I'm searching for an Isabelle method that turns subgoals into Isar style statements.
For example,
⋀x y. P x ⟹ Q y ⟹ U x y
gets printed as
"U x y" if "P x" "Q y" for x y
in the output panel.
I think, someone posted something like that on the mailing list. Anybody remembering that thread?
https://mailman46.in.tum.de/pipermail/isabelle-dev/2018-September/016496.html
https://gitlab.mpi-klsb.mpg.de/mfleury/isafol-clone/-/blob/24af98ae003c41fbbb427807c7b2769b593bf0c3/lib/Explorer.thy
Tagging @Mathias Fleury
Florian Haftmann has one that is built-in
https://mailmanbroy.informatik.tu-muenchen.de/pipermail/isabelle-dev/2019-March/016796.html
but the features are not the same. So you probably need to try both :grinning:
I even mention the built-in one in the latest version: https://bitbucket.org/isafol/isafol/src/master/lib/Explorer.thy
Thanks for tagging me @Manuel Eberl
Late to the party, but I have recently thought about about these "explore" commands again.
Does anyone understand the rational behind the current "official" version of producing "show .... if .... for ..." Isar statements?
Doing "fix ... assume ... show ..." as IIRC Mathias' tactic would do seem more reasonable/standard to me.
Also, I think a much simpler command that produces "subgoal for ... premises prems using prems apply -" (or similar) would also sometimes be useful. This has not been implemented, right?

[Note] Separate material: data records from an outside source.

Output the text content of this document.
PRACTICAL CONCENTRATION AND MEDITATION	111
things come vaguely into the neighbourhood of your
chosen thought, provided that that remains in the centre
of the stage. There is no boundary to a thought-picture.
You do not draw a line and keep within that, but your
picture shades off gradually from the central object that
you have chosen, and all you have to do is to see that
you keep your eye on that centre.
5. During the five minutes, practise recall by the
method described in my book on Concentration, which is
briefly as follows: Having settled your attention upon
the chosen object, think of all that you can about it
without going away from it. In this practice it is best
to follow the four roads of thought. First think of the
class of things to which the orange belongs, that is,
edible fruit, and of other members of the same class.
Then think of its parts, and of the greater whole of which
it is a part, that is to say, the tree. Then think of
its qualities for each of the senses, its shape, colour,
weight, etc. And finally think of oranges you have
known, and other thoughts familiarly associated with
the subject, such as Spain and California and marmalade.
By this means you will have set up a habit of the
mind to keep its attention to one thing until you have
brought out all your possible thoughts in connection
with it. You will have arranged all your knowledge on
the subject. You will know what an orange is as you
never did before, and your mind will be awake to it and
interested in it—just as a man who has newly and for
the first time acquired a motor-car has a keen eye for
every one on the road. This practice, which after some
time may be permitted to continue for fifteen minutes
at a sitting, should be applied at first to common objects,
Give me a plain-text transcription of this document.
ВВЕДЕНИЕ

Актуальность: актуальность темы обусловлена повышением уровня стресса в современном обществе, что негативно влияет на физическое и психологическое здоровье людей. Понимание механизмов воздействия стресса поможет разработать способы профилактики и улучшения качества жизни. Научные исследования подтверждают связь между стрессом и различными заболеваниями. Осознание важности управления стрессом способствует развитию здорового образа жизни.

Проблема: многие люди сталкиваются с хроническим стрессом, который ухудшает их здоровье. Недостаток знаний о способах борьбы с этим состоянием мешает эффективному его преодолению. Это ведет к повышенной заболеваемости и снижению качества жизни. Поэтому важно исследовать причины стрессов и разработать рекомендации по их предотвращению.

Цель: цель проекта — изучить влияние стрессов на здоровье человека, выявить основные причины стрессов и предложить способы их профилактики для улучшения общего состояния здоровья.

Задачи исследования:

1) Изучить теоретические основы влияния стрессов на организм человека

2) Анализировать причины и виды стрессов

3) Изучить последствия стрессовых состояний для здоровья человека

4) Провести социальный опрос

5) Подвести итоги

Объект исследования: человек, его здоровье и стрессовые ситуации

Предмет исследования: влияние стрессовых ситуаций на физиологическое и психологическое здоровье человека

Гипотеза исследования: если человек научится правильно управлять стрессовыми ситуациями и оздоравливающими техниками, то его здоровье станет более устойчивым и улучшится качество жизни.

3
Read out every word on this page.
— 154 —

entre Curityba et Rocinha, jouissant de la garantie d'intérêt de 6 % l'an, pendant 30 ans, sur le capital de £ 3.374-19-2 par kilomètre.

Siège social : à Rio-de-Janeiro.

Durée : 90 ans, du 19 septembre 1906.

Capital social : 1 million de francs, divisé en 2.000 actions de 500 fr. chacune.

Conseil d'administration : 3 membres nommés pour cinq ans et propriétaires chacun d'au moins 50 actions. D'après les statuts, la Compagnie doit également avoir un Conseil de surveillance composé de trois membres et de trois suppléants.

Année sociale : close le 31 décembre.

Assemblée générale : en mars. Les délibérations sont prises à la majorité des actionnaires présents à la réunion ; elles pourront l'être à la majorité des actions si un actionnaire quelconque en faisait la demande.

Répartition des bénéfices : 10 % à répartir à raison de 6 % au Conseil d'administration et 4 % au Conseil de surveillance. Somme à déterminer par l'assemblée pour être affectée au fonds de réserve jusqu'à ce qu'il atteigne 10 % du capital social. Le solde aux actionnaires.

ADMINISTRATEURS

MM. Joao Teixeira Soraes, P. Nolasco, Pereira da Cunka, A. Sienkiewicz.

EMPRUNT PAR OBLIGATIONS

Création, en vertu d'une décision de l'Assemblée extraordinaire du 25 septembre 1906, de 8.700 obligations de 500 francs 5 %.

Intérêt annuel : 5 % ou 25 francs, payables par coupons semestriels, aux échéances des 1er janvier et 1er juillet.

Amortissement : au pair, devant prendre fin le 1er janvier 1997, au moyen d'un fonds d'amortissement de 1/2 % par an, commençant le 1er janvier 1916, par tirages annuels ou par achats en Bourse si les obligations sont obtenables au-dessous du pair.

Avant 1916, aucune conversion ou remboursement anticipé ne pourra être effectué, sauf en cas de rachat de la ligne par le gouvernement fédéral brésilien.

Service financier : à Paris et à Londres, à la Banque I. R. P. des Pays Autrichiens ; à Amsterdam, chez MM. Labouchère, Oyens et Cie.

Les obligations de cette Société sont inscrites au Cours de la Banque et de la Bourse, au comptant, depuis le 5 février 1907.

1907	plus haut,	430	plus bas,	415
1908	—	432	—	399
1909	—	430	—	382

I never use {fix … assume … show}
anymore these days, almost aways these eigencontexts with if
/for
Yeah, true, so I also do not use these blocks anymore but have ... if ... for
(this is what explore
gives). But for starting a proof I would always do proof ... fix ... assume ... show ... qed
and with Florian's tool (sketch
command) I would get proof ... show ... if ... for ...
, which I find awkward.
That might make sense. But I never really understood what these tools are for to begin with when you can just do proof goal_cases
One reason that I can imagine is that goal_cases
is less readable
(without seeing the output panel)
If it wasn't such a pain to type everything in, then I would certainly prefer the more explicit approach. The explore
command could solve that.
It is particularly useful if you have, say, 39 proof obligations generated by a vcg. Then your proofs will break horribly with proof goal_cases
when the code changes. But with explore
you can get the explicit statements of all these goals quickly. I guess the refinement framework is the main reason why Mathias likes this tool :grinning_face_with_smiling_eyes:
One advantage of the show if
is that assumptionsare not shared across shows. This is only relevant if you have multiple goals.
To give an example:
A ==> B ==> C
A ==> ~B ==> C
The corresponding Isar proof is:
assume A
assume B
show C
sorry
next
assume A
assume "~B"
show C
sorry
With the if version you could get:
assume A
show C if B
sorry
show C if "~B"
sorry
also making it possible to share consequences of A
.
@Simon Wimmer in extreme cases for Refinement goals, I use even context assumes ...
instead of show
(e.g., search for context
on https://people.mpi-inf.mpg.de/~mfleury/IsaFoL/current/Weidenbach_Book/IsaSAT/IsaSAT_Lookup_Conflict.html)
Simon Wimmer said:
It is particularly useful if you have, say, 39 proof obligations generated by a vcg. Then your proofs will break horribly with
proof goal_cases
when the code changes. But withexplore
you can get the explicit statements of all these goals quickly. I guess the refinement framework is the main reason why Mathias likes this tool :grinning_face_with_smiling_eyes:
Okay, I see. That doesn't really occur in my life. :grinning:
Simon Wimmer said:
Also, I think a much simpler command that produces "subgoal for ... premises prems using prems apply -" (or similar) would also sometimes be useful. This has not been implemented, right?
Just in case anyone is interested, I have hacked this now: https://github.com/wimmers/explore-subgoal
@Simon Wimmer is there a specific license for your changes or can I included them in my Explorer file?
Please feel free to include them!
Just a question: why didn't you use a config attribute to switch between cartouche and quotes? I think you could shorten your code with that.
Hmmm good question.
Either I did not know about them or I wanted type safety instead of using a string attribute. I don't remember.
But this is definitely a good point. Thanks!